Rainbows are produced when water droplets refract sunlight. Sunlight and rainfall are therefore essential ingredients for rainbows. Human activities such as burning fossil fuels are warming the atmosphere, which changes patterns and amounts of rainfall and cloud cover.

“Living in Hawai’i, I felt grateful that stunning, ephemeral rainbows were a part of my daily life,” said the lead author of the study, Kimberly Carlson, who is now at New York University’s Department of Environmental Studies. “I wondered how climate change might affect such rainbow viewing opportunities.”

Camilo Mora, at the UH Manoa Geography and Environment department, was intrigued by the question and pitched it as the focus of a project for one of his graduate courses.

According to Mora, “We often study how climate change directly affects people’s health and livelihoods, for instance via the occurrence of heat stroke during climate change-enhanced heat waves.”

However, few researchers have examined how climate change might affect the aesthetic qualities of our environment, and no one had bothered to map rainbow occurrences, much less under climate change.

To answer this question, a team including students at UH Manoa looked at photographs uploaded to Flickr, a social media platform where people share photographs.
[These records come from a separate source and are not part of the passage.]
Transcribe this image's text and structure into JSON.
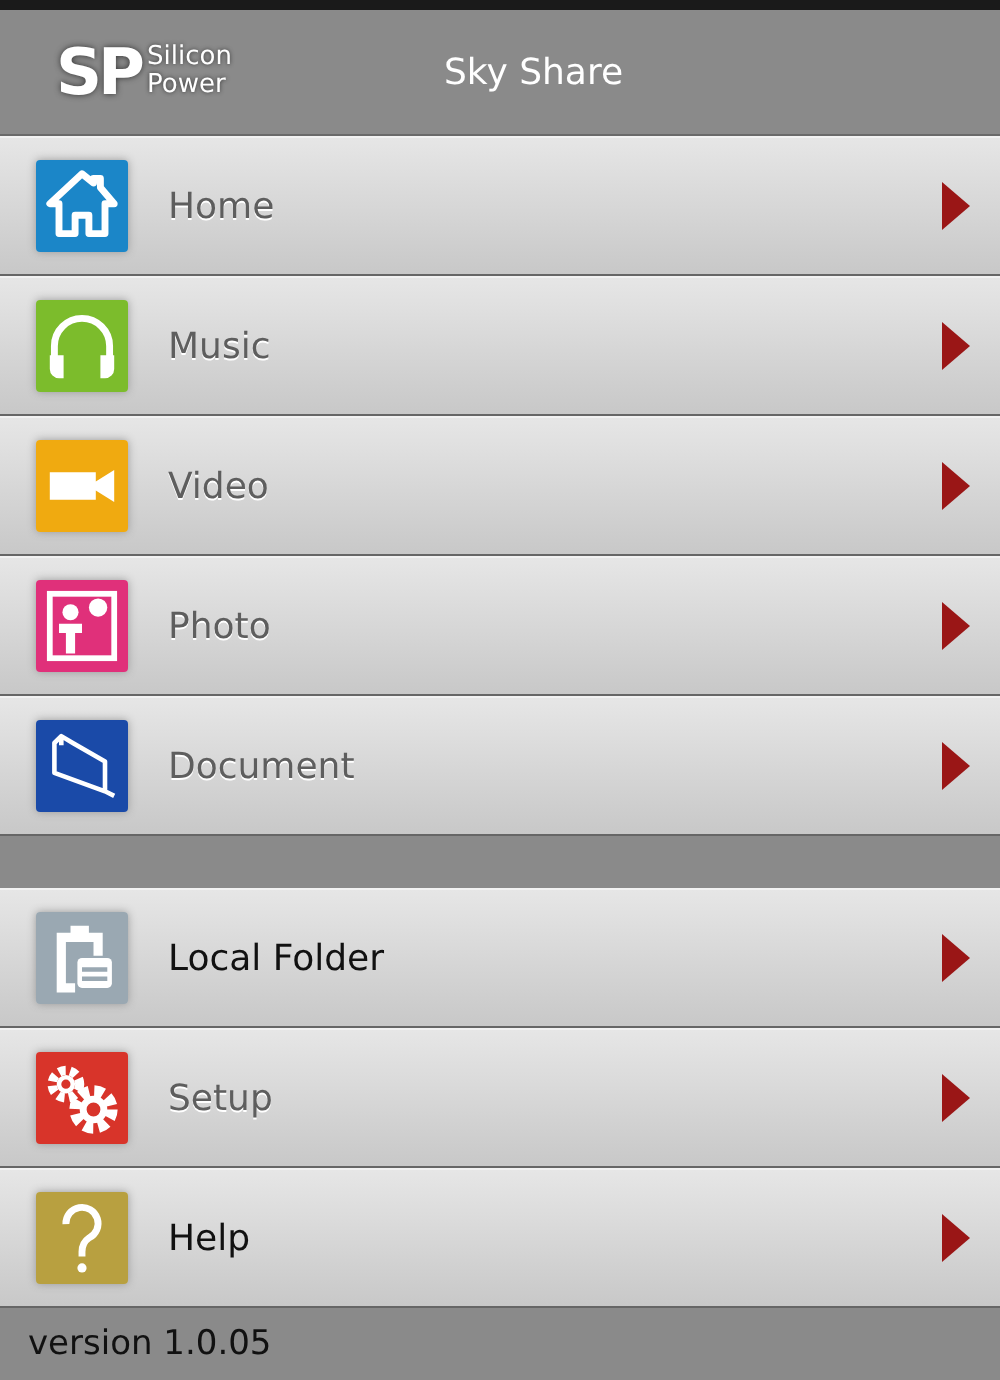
{
  "header": {
    "logo": {
      "mark": "SP",
      "line_1": "Silicon",
      "line_2": "Power"
    },
    "title": "Sky Share"
  },
  "groups": [
    {
      "items": [
        {
          "label": "Home",
          "kind": "home",
          "color": "#1b86c8",
          "disabled": true
        },
        {
          "label": "Music",
          "kind": "headphones",
          "color": "#7cbc2c",
          "disabled": true
        },
        {
          "label": "Video",
          "kind": "camera",
          "color": "#f0aa10",
          "disabled": true
        },
        {
          "label": "Photo",
          "kind": "photo",
          "color": "#e0307a",
          "disabled": true
        },
        {
          "label": "Document",
          "kind": "folder",
          "color": "#1a4aa8",
          "disabled": true
        }
      ]
    },
    {
      "items": [
        {
          "label": "Local Folder",
          "kind": "clipboard",
          "color": "#9aa8b2",
          "disabled": false
        },
        {
          "label": "Setup",
          "kind": "gears",
          "color": "#d8342a",
          "disabled": true
        },
        {
          "label": "Help",
          "kind": "question",
          "color": "#b8a040",
          "disabled": false
        }
      ]
    }
  ],
  "footer": {
    "version": "version 1.0.05"
  }
}
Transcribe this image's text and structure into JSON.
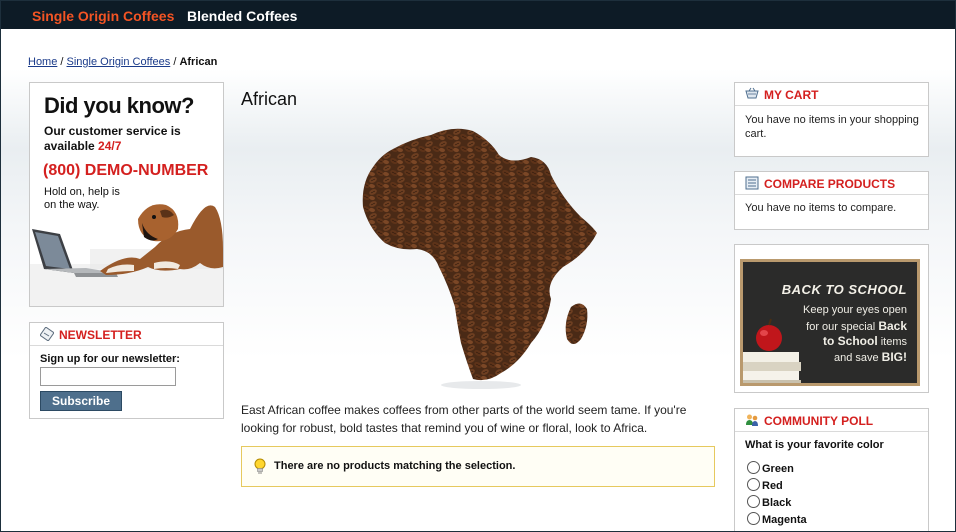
{
  "nav": {
    "items": [
      {
        "label": "Single Origin Coffees"
      },
      {
        "label": "Blended Coffees"
      }
    ]
  },
  "breadcrumb": {
    "home": "Home",
    "separator": " / ",
    "category": "Single Origin Coffees",
    "current": "African"
  },
  "left": {
    "ad": {
      "title": "Did you know?",
      "line1": "Our customer service is",
      "line2_prefix": "available ",
      "line2_highlight": "24/7",
      "phone": "(800) DEMO-NUMBER",
      "hold1": "Hold on, help is",
      "hold2": "on the way."
    },
    "newsletter": {
      "title": "NEWSLETTER",
      "icon": "newsletter-icon",
      "label": "Sign up for our newsletter:",
      "input_value": "",
      "button_label": "Subscribe"
    }
  },
  "main": {
    "title": "African",
    "description": "East African coffee makes coffees from other parts of the world seem tame. If you're looking for robust, bold tastes that remind you of wine or floral, look to Africa.",
    "notice": "There are no products matching the selection.",
    "notice_icon": "lightbulb-icon"
  },
  "right": {
    "cart": {
      "title": "MY CART",
      "icon": "cart-icon",
      "body": "You have no items in your shopping cart."
    },
    "compare": {
      "title": "COMPARE PRODUCTS",
      "icon": "list-icon",
      "body": "You have no items to compare."
    },
    "promo": {
      "heading": "BACK TO SCHOOL",
      "line1": "Keep your eyes open",
      "line2_prefix": "for our special ",
      "line2_bold": "Back",
      "line3_bold": "to School",
      "line3_suffix": " items",
      "line4_prefix": "and save ",
      "line4_bold": "BIG!"
    },
    "poll": {
      "title": "COMMUNITY POLL",
      "icon": "people-icon",
      "question": "What is your favorite color",
      "options": [
        {
          "label": "Green"
        },
        {
          "label": "Red"
        },
        {
          "label": "Black"
        },
        {
          "label": "Magenta"
        }
      ]
    }
  },
  "colors": {
    "accent_red": "#d4201f",
    "nav_active": "#f35424",
    "nav_bg": "#0d1b26",
    "button_blue": "#4e6f8c"
  }
}
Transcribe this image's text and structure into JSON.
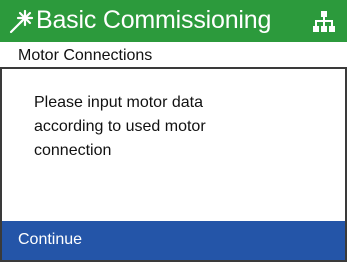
{
  "header": {
    "title": "Basic Commissioning",
    "left_icon": "wizard-wand-icon",
    "right_icon": "device-tree-icon",
    "background_color": "#2c9a3c"
  },
  "subheader": {
    "title": "Motor Connections"
  },
  "message": {
    "lines": [
      "Please input motor data",
      "according to used motor",
      "connection"
    ]
  },
  "actions": {
    "continue_label": "Continue",
    "selected_color": "#2455a8"
  }
}
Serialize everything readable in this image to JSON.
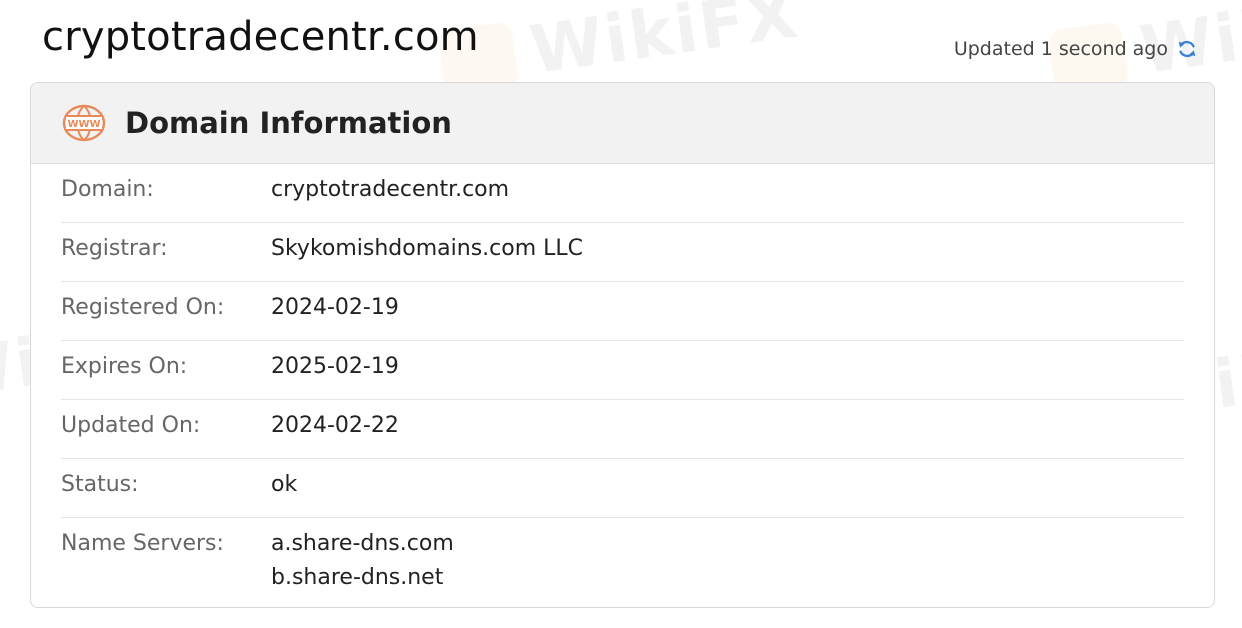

They sorted through tens of thousands of photos taken around the world, labeled with the word “rainbow,” to identify rainbows generated from the refraction of light by rain droplets.

Amanda Wong, then an undergraduate student in Global Environmental Science in the UH Manoa School of Ocean and Earth Science and Technology (SOEST) and a co-author on the paper, noted, “We had to sort through photos of rainbow artwork, rainbow flags, rainbow trout, rainbow eucalyptus, and rainbow foods to find the real rainbows.”

Then, the scientists trained a rainbow prediction model based on rainbow photo locations and maps of precipitation, cloud cover, and sun angle. Finally, they applied their model to predict present day and future rainbow occurrences over global land areas. The model suggests that islands are rainbow hotspots.

“Islands are the best places to view rainbows,” according to Steven Businger, professor of Atmospheric Sciences in SOEST. “This is because island terrain lifts the air during daily sea breezes, producing localized showers surrounded by clear skies that let the sun in to produce majestic rainbows.”

The Hawaiian Islands, recently dubbed the “rainbow capital of the world,” are predicted to experience a few more days with rainbows per year. The authors stopped short of discussing how changes in rainbow occurrence might affect human wellbeing. However, rainbows are an important part of human culture throughout history and around the world and are aesthetically pleasing.

“Climate change will generate pervasive changes across all aspects of the human experience on Earth. Shifts in intangible parts of our environment — such as sound and light — are part of these changes and deserve more attention from researchers,” said Carlson.

In this case, the overall findings are encouraging — it seems people will have more opportunities to make a rainbow connection under climate change.